Starting from the official Kubernetes doc, we’re greeted right away with a relatively complex example of what is possible, defining an environment variable that combines other environment variables defined in the same resource. Let’s pull the example out of the doc for convenience:

apiVersion: v1
kind: Pod
metadata:
  name: print-greeting
spec:
  containers:
  - name: env-print-demo
    image: bash
    env:
    - name: GREETING
      value: "Warm greetings to"
    - name: HONORIFIC
      value: "The Most Honorable"
    - name: NAME
      value: "Kubernetes"
    - name: MESSAGE
      value: "$(GREETING) $(HONORIFIC) $(NAME)"
    command: ["echo"]
    args: ["$(MESSAGE)"]

As a starter example, I find this to be quite a lot: it starts right off with environment variables reusing other environment variables, without mentioning downsides of the approach. It looks like the Kubernetes docs really like dependent vars because they wrote one more document that goes even deeper on the topic. The document is supposed to help with using dependent environment variables and it contains warnings like:

Note that order matters in the env list. An environment variable is not considered “defined” if it is specified further down the list.
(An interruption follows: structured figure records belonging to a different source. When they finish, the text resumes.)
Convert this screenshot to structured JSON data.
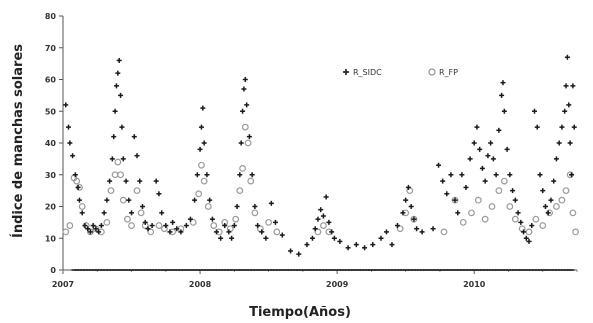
{
  "chart_data": {
    "type": "scatter",
    "xlabel": "Tiempo(Años)",
    "ylabel": "Índice de manchas solares",
    "xlim": [
      2007.0,
      2010.75
    ],
    "ylim": [
      0,
      80
    ],
    "x_ticks": [
      2007,
      2008,
      2009,
      2010
    ],
    "x_tick_labels": [
      "2007",
      "2008",
      "2009",
      "2010"
    ],
    "y_ticks": [
      0,
      10,
      20,
      30,
      40,
      50,
      60,
      70,
      80
    ],
    "y_tick_labels": [
      "0",
      "10",
      "20",
      "30",
      "40",
      "50",
      "60",
      "70",
      "80"
    ],
    "grid": false,
    "legend_position": "top-right",
    "series": [
      {
        "name": "R_SIDC",
        "marker": "plus",
        "color": "#1a1a1a",
        "points": [
          [
            2007.02,
            52
          ],
          [
            2007.04,
            45
          ],
          [
            2007.05,
            40
          ],
          [
            2007.07,
            36
          ],
          [
            2007.09,
            30
          ],
          [
            2007.11,
            26
          ],
          [
            2007.12,
            22
          ],
          [
            2007.14,
            18
          ],
          [
            2007.16,
            14
          ],
          [
            2007.18,
            13
          ],
          [
            2007.2,
            12
          ],
          [
            2007.22,
            14
          ],
          [
            2007.24,
            13
          ],
          [
            2007.26,
            12
          ],
          [
            2007.28,
            14
          ],
          [
            2007.3,
            18
          ],
          [
            2007.32,
            22
          ],
          [
            2007.34,
            28
          ],
          [
            2007.36,
            35
          ],
          [
            2007.37,
            42
          ],
          [
            2007.38,
            50
          ],
          [
            2007.39,
            58
          ],
          [
            2007.4,
            62
          ],
          [
            2007.41,
            66
          ],
          [
            2007.42,
            55
          ],
          [
            2007.43,
            45
          ],
          [
            2007.44,
            35
          ],
          [
            2007.46,
            28
          ],
          [
            2007.48,
            22
          ],
          [
            2007.5,
            18
          ],
          [
            2007.52,
            42
          ],
          [
            2007.54,
            36
          ],
          [
            2007.56,
            28
          ],
          [
            2007.58,
            20
          ],
          [
            2007.6,
            15
          ],
          [
            2007.62,
            13
          ],
          [
            2007.65,
            14
          ],
          [
            2007.68,
            28
          ],
          [
            2007.7,
            24
          ],
          [
            2007.72,
            18
          ],
          [
            2007.75,
            14
          ],
          [
            2007.78,
            12
          ],
          [
            2007.8,
            15
          ],
          [
            2007.83,
            13
          ],
          [
            2007.86,
            12
          ],
          [
            2007.9,
            14
          ],
          [
            2007.93,
            16
          ],
          [
            2007.96,
            22
          ],
          [
            2007.98,
            30
          ],
          [
            2008.0,
            38
          ],
          [
            2008.01,
            45
          ],
          [
            2008.02,
            51
          ],
          [
            2008.03,
            40
          ],
          [
            2008.05,
            30
          ],
          [
            2008.07,
            22
          ],
          [
            2008.09,
            16
          ],
          [
            2008.12,
            12
          ],
          [
            2008.15,
            10
          ],
          [
            2008.18,
            14
          ],
          [
            2008.21,
            12
          ],
          [
            2008.23,
            10
          ],
          [
            2008.25,
            14
          ],
          [
            2008.27,
            20
          ],
          [
            2008.29,
            30
          ],
          [
            2008.3,
            40
          ],
          [
            2008.31,
            50
          ],
          [
            2008.32,
            57
          ],
          [
            2008.33,
            60
          ],
          [
            2008.34,
            52
          ],
          [
            2008.36,
            42
          ],
          [
            2008.38,
            30
          ],
          [
            2008.4,
            20
          ],
          [
            2008.42,
            14
          ],
          [
            2008.45,
            12
          ],
          [
            2008.48,
            10
          ],
          [
            2008.52,
            21
          ],
          [
            2008.55,
            15
          ],
          [
            2008.6,
            11
          ],
          [
            2008.66,
            6
          ],
          [
            2008.72,
            5
          ],
          [
            2008.78,
            8
          ],
          [
            2008.82,
            10
          ],
          [
            2008.84,
            13
          ],
          [
            2008.86,
            16
          ],
          [
            2008.88,
            19
          ],
          [
            2008.9,
            17
          ],
          [
            2008.92,
            23
          ],
          [
            2008.94,
            15
          ],
          [
            2008.96,
            12
          ],
          [
            2008.98,
            10
          ],
          [
            2009.02,
            9
          ],
          [
            2009.08,
            7
          ],
          [
            2009.14,
            8
          ],
          [
            2009.2,
            7
          ],
          [
            2009.26,
            8
          ],
          [
            2009.32,
            10
          ],
          [
            2009.36,
            12
          ],
          [
            2009.4,
            8
          ],
          [
            2009.44,
            14
          ],
          [
            2009.48,
            18
          ],
          [
            2009.5,
            22
          ],
          [
            2009.52,
            26
          ],
          [
            2009.54,
            20
          ],
          [
            2009.56,
            16
          ],
          [
            2009.58,
            13
          ],
          [
            2009.62,
            12
          ],
          [
            2009.7,
            13
          ],
          [
            2009.74,
            33
          ],
          [
            2009.77,
            28
          ],
          [
            2009.8,
            24
          ],
          [
            2009.83,
            30
          ],
          [
            2009.86,
            22
          ],
          [
            2009.88,
            18
          ],
          [
            2009.91,
            30
          ],
          [
            2009.94,
            26
          ],
          [
            2009.97,
            35
          ],
          [
            2010.0,
            40
          ],
          [
            2010.02,
            45
          ],
          [
            2010.04,
            38
          ],
          [
            2010.06,
            32
          ],
          [
            2010.08,
            28
          ],
          [
            2010.1,
            36
          ],
          [
            2010.12,
            40
          ],
          [
            2010.14,
            35
          ],
          [
            2010.16,
            30
          ],
          [
            2010.18,
            44
          ],
          [
            2010.2,
            55
          ],
          [
            2010.21,
            59
          ],
          [
            2010.22,
            50
          ],
          [
            2010.24,
            38
          ],
          [
            2010.26,
            30
          ],
          [
            2010.28,
            25
          ],
          [
            2010.3,
            22
          ],
          [
            2010.32,
            18
          ],
          [
            2010.34,
            15
          ],
          [
            2010.36,
            12
          ],
          [
            2010.38,
            10
          ],
          [
            2010.4,
            9
          ],
          [
            2010.42,
            14
          ],
          [
            2010.44,
            50
          ],
          [
            2010.46,
            45
          ],
          [
            2010.48,
            30
          ],
          [
            2010.5,
            25
          ],
          [
            2010.52,
            20
          ],
          [
            2010.54,
            18
          ],
          [
            2010.56,
            22
          ],
          [
            2010.58,
            28
          ],
          [
            2010.6,
            35
          ],
          [
            2010.62,
            40
          ],
          [
            2010.64,
            45
          ],
          [
            2010.66,
            50
          ],
          [
            2010.67,
            58
          ],
          [
            2010.68,
            67
          ],
          [
            2010.69,
            52
          ],
          [
            2010.7,
            40
          ],
          [
            2010.71,
            30
          ],
          [
            2010.72,
            58
          ],
          [
            2010.73,
            45
          ]
        ]
      },
      {
        "name": "R_FP",
        "marker": "circle",
        "color": "#9a9a9a",
        "points": [
          [
            2007.02,
            12
          ],
          [
            2007.05,
            14
          ],
          [
            2007.08,
            29
          ],
          [
            2007.1,
            28
          ],
          [
            2007.12,
            26
          ],
          [
            2007.14,
            20
          ],
          [
            2007.17,
            14
          ],
          [
            2007.2,
            12
          ],
          [
            2007.24,
            13
          ],
          [
            2007.28,
            12
          ],
          [
            2007.32,
            15
          ],
          [
            2007.35,
            25
          ],
          [
            2007.38,
            30
          ],
          [
            2007.4,
            34
          ],
          [
            2007.42,
            30
          ],
          [
            2007.44,
            22
          ],
          [
            2007.47,
            16
          ],
          [
            2007.5,
            14
          ],
          [
            2007.54,
            25
          ],
          [
            2007.57,
            18
          ],
          [
            2007.6,
            14
          ],
          [
            2007.64,
            12
          ],
          [
            2007.7,
            14
          ],
          [
            2007.74,
            13
          ],
          [
            2007.8,
            12
          ],
          [
            2007.86,
            13
          ],
          [
            2007.95,
            15
          ],
          [
            2007.99,
            24
          ],
          [
            2008.01,
            33
          ],
          [
            2008.03,
            28
          ],
          [
            2008.06,
            20
          ],
          [
            2008.1,
            14
          ],
          [
            2008.14,
            12
          ],
          [
            2008.18,
            15
          ],
          [
            2008.22,
            13
          ],
          [
            2008.26,
            16
          ],
          [
            2008.29,
            25
          ],
          [
            2008.31,
            32
          ],
          [
            2008.33,
            45
          ],
          [
            2008.35,
            40
          ],
          [
            2008.37,
            28
          ],
          [
            2008.4,
            18
          ],
          [
            2008.44,
            13
          ],
          [
            2008.5,
            15
          ],
          [
            2008.56,
            12
          ],
          [
            2008.86,
            12
          ],
          [
            2008.9,
            14
          ],
          [
            2008.94,
            12
          ],
          [
            2009.46,
            13
          ],
          [
            2009.5,
            18
          ],
          [
            2009.53,
            25
          ],
          [
            2009.56,
            16
          ],
          [
            2009.78,
            12
          ],
          [
            2009.86,
            22
          ],
          [
            2009.92,
            15
          ],
          [
            2009.98,
            18
          ],
          [
            2010.03,
            22
          ],
          [
            2010.08,
            16
          ],
          [
            2010.13,
            20
          ],
          [
            2010.18,
            25
          ],
          [
            2010.22,
            28
          ],
          [
            2010.26,
            20
          ],
          [
            2010.3,
            16
          ],
          [
            2010.35,
            13
          ],
          [
            2010.4,
            12
          ],
          [
            2010.45,
            16
          ],
          [
            2010.5,
            14
          ],
          [
            2010.55,
            18
          ],
          [
            2010.6,
            20
          ],
          [
            2010.64,
            22
          ],
          [
            2010.67,
            25
          ],
          [
            2010.7,
            30
          ],
          [
            2010.72,
            18
          ],
          [
            2010.74,
            12
          ]
        ]
      }
    ]
  }
}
It’s great to have a document that explains what’s possible and somewhat warns about possible mistakes. In general though, dependent environment variables for which the order matters seem like a big risk of misconfiguration: when the list of variables becomes bigger than just three, the risk of misconfiguring the application increases. I understand that it may save the person the need to template the file, but having environment variables that are based on others seems pretty dangerous: it’s easy in an example with only 3 variables, but the dependency on ordering is easy to get wrong. I’d personally take the opportunity to change the application so that the composite one is built inside the application, but I also recognize that sometimes that’s not possible.

Things get slightly more complicated when we deal with a combination of envFrom and env. Kubernetes has a special rule when dealing with a combination of those: first all the envFrom will be defined and then all the env, which will overwrite the values from the envFrom, with the proof being this comment from 8 years ago. I think that the idea of this logic is to have a default global configuration (like in a ConfigMap) and then override some of the variables defined in it. Applications that make extensive use of both keywords and dependent environment variables might bring a serious risk of not knowing what will end up being the actual set of environment variables used by an application, especially at the time of authoring a resource: the Kubernetes resource will look correct to Kubernetes itself even with variables overriding other variables and possible unwanted overrides will only show up at runtime. In general, no matter where you stand regarding templating of configuration or similar topics, it is a good idea to prevent misconfigurations that can only be found at runtime, given that they could have possible impact on production systems and be hard to debug.

If you really need to use lots of environment variables, my recommendation is the following:

  1. Avoid dependent environment variables.
  2. Avoid a mix of envFrom and env.
  3. Lint aggressively. If you mix env and envFrom, write a smart linter that validates the end result.

And if you can avoid environment variables, even better!

Hope this was interesting… see you in the next one.